Amnesty International have written to Premier League chief executive Richard Masters asking him to examine the human rights record of Saudi Arabia's Crown Prince.
Mohammad bin Salman is leading a consortium that is set to buy Newcastle United from Mike Ashley for a reported £300million (€339million).
In the letter, Amnesty UK’s Director Kate Allen says there are “serious questions for the Premier League to address” concerning the deal.
Bin Salman, Amanda Staveley's PCP Capital Partners and the Reuben Brothers private equity and investment firm are due to seize control of the Premier League side in the coming days.
The involvement of the Saudi Crown Prince has led to renewed accusations of sportswashing, i.e. using a sporting investment to distract from human rights transgressions.
In Bin Salman's case, there are many such transgressions.

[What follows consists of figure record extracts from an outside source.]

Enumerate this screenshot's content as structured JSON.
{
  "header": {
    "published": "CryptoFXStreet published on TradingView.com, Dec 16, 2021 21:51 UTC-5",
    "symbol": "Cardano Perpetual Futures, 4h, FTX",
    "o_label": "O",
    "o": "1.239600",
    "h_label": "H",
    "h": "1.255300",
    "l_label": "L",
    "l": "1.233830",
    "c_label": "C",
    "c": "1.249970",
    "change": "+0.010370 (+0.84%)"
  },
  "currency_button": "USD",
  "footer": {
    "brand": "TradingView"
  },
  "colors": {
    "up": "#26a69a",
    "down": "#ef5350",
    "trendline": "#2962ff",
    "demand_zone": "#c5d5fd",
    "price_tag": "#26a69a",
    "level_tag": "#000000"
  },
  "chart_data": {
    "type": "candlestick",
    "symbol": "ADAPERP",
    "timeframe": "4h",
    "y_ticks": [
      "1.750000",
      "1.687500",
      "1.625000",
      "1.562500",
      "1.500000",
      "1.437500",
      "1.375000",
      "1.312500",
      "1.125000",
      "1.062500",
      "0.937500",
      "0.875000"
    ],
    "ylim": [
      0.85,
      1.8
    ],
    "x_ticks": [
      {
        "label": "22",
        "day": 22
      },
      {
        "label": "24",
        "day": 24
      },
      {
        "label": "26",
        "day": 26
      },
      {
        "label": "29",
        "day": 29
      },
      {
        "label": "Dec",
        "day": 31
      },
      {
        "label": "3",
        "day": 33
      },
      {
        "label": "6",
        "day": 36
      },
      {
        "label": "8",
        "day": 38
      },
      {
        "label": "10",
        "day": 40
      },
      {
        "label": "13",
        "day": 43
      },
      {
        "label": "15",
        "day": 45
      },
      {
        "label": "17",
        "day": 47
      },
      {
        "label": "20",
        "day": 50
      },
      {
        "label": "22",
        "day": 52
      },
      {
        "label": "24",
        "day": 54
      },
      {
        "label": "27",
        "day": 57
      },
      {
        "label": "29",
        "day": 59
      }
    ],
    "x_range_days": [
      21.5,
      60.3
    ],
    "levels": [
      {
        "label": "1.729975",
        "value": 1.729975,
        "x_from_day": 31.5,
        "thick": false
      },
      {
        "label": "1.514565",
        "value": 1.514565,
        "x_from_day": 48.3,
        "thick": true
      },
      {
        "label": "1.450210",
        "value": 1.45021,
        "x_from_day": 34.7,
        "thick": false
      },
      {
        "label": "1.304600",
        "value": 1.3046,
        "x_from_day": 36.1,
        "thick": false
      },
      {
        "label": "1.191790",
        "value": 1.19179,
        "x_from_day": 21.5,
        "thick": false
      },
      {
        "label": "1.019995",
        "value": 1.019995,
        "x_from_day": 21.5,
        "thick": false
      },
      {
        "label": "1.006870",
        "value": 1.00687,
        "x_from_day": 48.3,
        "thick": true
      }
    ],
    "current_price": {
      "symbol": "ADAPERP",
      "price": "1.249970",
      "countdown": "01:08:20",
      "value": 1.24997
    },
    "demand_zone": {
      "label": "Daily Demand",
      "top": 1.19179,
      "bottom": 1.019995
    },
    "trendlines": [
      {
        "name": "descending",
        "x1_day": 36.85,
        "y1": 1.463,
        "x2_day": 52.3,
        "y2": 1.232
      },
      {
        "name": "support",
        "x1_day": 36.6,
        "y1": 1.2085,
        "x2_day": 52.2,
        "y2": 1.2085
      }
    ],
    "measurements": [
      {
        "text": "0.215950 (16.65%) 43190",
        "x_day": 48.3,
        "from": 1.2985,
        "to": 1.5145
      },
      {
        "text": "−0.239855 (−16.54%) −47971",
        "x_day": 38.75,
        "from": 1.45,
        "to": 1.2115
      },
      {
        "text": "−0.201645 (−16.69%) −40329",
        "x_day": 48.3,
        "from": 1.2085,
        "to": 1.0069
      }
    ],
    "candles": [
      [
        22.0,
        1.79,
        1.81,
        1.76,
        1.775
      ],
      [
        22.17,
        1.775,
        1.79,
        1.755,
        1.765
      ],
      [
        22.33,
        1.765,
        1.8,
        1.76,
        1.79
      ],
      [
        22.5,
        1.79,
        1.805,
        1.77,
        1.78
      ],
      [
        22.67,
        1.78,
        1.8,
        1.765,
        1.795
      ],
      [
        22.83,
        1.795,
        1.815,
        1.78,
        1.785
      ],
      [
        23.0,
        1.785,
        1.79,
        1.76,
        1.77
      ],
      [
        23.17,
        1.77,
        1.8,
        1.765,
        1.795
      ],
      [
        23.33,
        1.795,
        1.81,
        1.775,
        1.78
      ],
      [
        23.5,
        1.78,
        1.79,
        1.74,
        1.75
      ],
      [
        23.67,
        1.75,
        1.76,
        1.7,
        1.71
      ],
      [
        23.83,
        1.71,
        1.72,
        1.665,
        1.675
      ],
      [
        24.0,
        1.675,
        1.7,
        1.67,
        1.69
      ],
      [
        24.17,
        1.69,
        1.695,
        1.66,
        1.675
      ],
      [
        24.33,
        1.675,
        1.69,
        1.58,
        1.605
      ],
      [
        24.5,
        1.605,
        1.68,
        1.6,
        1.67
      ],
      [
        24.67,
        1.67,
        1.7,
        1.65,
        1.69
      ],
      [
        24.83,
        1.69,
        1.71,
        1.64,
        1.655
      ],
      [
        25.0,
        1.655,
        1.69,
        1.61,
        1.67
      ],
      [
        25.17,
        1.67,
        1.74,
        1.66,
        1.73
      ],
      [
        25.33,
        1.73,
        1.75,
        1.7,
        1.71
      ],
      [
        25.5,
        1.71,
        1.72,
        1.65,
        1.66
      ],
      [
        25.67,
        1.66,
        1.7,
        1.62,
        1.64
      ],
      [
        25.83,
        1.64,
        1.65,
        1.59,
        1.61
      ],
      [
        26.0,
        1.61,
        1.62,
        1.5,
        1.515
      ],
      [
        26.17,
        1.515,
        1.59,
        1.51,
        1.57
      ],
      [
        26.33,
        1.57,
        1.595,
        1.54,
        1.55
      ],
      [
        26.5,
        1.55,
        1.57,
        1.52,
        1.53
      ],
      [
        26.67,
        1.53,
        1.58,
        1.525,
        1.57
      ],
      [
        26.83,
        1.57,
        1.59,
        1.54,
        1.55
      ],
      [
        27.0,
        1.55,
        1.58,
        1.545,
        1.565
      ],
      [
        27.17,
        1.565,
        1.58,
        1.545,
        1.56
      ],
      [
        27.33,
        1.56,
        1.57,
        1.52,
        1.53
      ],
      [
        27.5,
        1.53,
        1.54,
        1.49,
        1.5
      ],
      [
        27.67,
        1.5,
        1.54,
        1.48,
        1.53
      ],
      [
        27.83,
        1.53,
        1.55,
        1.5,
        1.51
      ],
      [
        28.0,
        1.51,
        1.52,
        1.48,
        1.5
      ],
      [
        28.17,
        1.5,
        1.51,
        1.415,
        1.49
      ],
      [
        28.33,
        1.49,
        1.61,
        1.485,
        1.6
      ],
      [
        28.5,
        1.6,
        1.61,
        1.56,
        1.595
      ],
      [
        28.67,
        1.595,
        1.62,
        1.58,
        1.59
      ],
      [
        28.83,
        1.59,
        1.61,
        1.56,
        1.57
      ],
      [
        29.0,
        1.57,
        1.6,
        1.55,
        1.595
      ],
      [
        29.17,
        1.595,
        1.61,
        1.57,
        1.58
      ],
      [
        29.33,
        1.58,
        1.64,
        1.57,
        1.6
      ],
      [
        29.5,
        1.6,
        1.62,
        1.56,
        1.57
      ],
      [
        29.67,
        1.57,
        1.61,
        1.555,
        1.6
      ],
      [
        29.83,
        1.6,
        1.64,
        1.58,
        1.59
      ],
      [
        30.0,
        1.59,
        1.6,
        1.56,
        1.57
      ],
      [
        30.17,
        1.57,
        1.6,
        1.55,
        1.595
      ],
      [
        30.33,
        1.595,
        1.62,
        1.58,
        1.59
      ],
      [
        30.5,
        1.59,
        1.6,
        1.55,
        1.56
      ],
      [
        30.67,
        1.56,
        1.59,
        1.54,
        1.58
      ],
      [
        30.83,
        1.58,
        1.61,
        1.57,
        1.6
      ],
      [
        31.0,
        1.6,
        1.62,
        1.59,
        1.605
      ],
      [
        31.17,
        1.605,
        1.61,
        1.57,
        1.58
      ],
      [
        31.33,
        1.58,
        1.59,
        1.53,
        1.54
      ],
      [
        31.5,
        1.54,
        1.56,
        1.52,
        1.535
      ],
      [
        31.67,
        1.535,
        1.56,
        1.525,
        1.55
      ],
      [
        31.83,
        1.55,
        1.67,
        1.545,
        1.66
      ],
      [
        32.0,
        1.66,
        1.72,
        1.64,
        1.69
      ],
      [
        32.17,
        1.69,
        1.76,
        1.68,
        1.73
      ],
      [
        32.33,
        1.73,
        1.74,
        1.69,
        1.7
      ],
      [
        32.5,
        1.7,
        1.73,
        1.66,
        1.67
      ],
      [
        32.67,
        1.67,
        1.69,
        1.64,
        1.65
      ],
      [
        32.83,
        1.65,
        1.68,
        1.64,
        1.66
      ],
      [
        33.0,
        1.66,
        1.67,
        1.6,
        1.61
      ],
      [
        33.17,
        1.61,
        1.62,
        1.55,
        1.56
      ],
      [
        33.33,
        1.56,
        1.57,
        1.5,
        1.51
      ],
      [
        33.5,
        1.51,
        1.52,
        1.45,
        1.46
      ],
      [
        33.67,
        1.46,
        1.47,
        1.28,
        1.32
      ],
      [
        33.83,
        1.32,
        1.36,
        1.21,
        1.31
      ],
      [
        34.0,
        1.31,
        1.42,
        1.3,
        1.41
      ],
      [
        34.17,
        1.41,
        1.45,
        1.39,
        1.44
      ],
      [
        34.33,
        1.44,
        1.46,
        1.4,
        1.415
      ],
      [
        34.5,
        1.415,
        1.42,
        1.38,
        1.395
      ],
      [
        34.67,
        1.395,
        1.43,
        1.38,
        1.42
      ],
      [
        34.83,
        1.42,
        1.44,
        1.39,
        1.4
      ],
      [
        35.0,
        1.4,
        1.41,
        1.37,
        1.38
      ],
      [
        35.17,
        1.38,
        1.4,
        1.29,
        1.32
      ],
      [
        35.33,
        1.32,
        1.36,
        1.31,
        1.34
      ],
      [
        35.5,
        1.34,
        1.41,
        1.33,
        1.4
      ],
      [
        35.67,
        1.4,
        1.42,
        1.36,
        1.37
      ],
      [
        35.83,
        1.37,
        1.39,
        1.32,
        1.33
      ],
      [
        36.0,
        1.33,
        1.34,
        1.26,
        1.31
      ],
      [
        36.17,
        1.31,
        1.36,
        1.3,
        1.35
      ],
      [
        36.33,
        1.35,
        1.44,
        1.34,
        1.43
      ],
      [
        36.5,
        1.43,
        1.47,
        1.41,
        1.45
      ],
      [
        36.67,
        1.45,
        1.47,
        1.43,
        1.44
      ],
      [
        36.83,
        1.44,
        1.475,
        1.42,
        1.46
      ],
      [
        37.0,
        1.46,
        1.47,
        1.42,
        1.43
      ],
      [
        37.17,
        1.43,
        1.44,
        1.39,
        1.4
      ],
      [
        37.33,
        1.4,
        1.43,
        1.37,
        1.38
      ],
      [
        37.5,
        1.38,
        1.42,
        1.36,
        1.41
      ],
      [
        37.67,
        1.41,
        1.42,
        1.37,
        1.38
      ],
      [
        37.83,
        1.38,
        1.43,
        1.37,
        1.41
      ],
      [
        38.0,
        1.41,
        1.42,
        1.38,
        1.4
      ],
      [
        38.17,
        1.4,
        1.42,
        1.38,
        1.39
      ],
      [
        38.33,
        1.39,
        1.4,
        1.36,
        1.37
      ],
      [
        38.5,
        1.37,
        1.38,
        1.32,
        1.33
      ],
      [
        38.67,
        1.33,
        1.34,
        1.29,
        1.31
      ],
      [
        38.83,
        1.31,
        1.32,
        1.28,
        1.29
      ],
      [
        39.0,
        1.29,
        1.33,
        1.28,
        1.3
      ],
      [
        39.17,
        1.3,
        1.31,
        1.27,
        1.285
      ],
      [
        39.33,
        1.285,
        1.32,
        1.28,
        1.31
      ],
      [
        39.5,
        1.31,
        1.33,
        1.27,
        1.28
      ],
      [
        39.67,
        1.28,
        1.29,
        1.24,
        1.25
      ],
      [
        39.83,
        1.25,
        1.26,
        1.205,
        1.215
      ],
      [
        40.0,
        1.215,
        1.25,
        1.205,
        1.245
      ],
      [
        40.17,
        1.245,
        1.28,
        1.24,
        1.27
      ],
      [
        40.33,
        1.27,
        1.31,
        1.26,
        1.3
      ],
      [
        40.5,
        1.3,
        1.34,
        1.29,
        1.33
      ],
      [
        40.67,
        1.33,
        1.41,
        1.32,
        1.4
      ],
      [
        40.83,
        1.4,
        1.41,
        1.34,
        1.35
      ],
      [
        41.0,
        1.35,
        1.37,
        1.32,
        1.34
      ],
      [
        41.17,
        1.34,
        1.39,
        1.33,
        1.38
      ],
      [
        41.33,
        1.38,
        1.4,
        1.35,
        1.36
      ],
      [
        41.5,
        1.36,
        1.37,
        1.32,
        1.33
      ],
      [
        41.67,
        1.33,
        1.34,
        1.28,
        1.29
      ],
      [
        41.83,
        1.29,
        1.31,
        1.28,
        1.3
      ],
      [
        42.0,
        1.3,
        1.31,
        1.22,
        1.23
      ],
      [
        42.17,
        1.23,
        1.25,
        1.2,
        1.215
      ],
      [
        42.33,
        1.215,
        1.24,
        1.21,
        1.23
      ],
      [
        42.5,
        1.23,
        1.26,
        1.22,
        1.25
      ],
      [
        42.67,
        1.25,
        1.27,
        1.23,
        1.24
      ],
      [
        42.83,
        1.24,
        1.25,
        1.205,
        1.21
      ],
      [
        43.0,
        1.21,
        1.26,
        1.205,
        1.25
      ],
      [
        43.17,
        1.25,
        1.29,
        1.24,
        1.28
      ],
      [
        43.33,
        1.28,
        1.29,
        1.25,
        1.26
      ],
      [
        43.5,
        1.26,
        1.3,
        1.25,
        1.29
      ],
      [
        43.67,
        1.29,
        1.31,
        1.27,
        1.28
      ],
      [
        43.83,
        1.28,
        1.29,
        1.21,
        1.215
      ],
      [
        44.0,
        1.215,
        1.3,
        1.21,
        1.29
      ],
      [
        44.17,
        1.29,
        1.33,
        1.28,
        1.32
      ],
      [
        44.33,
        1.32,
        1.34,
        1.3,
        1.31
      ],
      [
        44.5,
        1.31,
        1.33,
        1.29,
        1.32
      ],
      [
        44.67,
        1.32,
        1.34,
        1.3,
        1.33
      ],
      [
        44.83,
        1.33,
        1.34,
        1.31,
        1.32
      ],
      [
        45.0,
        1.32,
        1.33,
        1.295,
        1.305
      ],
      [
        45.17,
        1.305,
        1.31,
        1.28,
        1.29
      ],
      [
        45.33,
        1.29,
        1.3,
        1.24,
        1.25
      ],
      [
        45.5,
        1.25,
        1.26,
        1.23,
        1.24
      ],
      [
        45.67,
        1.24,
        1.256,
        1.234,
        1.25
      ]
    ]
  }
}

In 2019, bin Salman told CBS' 60 Minutes that he did not order the brutal death of journalist Jamal Khashoggi but did accept "full responsibility" for what he called a "heinous crime".
Amnesty's letter to Masters adds there have been other more recent human rights breaches "with government critics and human rights defenders arrested, tortured and put on trial, while at the same time there has been a marked increase in executions after unfair trials in the country."
In the letter, Allen explains:
"All businesses need to safeguard against any possible links to human rights violations, and English football is no different.
“We’re absolutely not saying who should end up running Newcastle United, but unless the Premier League pauses and looks seriously at the human rights situation in Saudi Arabia it risks becoming a patsy - a willing dupe of those trying to sportswash their abysmal human rights records.
“This is more than just a financial transaction - it’s an image-building exercise that draws on the prestige of the Premier League and the passion of Newcastle United’s fanbase.
“Whether or not this deal goes ahead, we’re calling on Newcastle United staff and fans to familiarise themselves with the dire human rights situation in Saudi Arabia and be prepared to speak out about it.
“At the very least, the Premier League should make a clear statement over how its owners and directors test has been applied in this case, and what assessment has been made of Saudi Arabia’s human rights record under Mohammad bin Salman’s leadership.”